なお,OWL-EGP25/EUの場合,USBケーブルを接続して電源供給しなければならないのが玉に瑕だ.
このカードで想定される一般的な使い方としては,デスクトップPC用に売られているe-SATA外付けケースを倉庫代わりに使用し,ノートPCに持ち出すデータを吸い出したり,内蔵ディスクをバックアップしたりする際に必要に応じて接続するというものだろう.転送するデータ量が増えれば増えるほど,e-SATA接続の利点を生かすことが出来る.あとは,前述したように,箱を何個も繋げて小型サーバとして利用するとか…いや,これはマニアック過ぎるか(笑)

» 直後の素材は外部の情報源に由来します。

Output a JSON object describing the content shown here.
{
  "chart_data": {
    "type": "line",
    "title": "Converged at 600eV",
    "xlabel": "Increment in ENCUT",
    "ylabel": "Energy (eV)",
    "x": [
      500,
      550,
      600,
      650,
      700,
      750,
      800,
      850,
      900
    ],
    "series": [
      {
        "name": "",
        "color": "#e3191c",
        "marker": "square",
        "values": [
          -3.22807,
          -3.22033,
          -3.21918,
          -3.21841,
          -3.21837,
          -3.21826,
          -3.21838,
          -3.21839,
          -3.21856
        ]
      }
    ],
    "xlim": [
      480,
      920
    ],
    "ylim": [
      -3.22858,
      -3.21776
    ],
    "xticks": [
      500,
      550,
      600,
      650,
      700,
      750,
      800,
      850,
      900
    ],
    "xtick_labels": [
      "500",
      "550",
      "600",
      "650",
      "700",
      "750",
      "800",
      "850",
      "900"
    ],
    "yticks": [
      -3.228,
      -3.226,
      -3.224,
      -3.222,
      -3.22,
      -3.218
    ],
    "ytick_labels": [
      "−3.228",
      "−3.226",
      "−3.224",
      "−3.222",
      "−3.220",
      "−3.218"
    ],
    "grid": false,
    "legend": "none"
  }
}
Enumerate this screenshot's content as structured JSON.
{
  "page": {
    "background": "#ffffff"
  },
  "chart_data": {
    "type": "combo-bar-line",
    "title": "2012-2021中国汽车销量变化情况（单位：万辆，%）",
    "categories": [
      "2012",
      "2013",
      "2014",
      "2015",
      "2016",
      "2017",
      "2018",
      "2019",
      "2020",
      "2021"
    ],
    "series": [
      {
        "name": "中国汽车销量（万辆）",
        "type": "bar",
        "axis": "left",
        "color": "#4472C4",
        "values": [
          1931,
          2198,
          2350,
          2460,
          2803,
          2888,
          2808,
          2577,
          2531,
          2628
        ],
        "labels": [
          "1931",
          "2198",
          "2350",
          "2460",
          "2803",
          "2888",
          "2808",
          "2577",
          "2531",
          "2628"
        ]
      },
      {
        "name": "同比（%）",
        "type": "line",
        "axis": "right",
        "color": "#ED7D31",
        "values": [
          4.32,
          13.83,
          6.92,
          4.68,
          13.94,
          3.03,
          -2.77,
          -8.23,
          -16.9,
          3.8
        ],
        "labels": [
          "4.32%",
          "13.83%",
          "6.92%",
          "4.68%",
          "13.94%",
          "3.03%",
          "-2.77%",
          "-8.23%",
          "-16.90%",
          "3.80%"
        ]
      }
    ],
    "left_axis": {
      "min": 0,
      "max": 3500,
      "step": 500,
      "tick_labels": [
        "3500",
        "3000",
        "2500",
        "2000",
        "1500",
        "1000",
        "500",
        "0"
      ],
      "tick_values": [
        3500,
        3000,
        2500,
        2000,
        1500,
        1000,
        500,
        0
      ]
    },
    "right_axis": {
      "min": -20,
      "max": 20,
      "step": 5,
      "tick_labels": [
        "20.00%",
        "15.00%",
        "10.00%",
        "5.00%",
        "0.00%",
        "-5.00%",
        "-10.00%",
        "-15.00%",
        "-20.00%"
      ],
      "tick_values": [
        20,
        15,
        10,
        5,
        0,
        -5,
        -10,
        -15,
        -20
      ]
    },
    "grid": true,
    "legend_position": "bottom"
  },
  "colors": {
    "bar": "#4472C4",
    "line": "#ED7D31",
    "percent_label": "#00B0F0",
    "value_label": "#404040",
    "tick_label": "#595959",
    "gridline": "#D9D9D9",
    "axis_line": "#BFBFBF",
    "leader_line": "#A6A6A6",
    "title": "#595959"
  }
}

と,このように,非常に実用的なS9eの拡張手段が用意できた.その結果,将来的にS9eがモバイル端末としての旬を過ぎた後でも,別の用途に転用する等,潰しが利きそうである.今の所,性能に不満を感じていないので,当分は使い続けることになりそうであるが.
と,言いつつ,続々と魅力的なネットブックが出ていることもあり,他の機種にも色目を使っている今日この頃である.
今特に食指が動いているのは, HP mini 5102 と Asus T91MT の2機種.後者に関しては,クロックの低さを除くと,海外も含めて巷の評判も上場の様子.いや,絶賛に近い.
ただ,会社に出入りしている商社経由で聞いたところ,黒は5月,白は納期未定とのこと.流通量が少ないためなのか,激しく売れているためなのかは不明だが,店頭在庫が捌けたら,かなり入手困難になる可能性がありそうである.
某業務系の端末に使用することを検討していただけに,この入手性の悪さは少々残念である.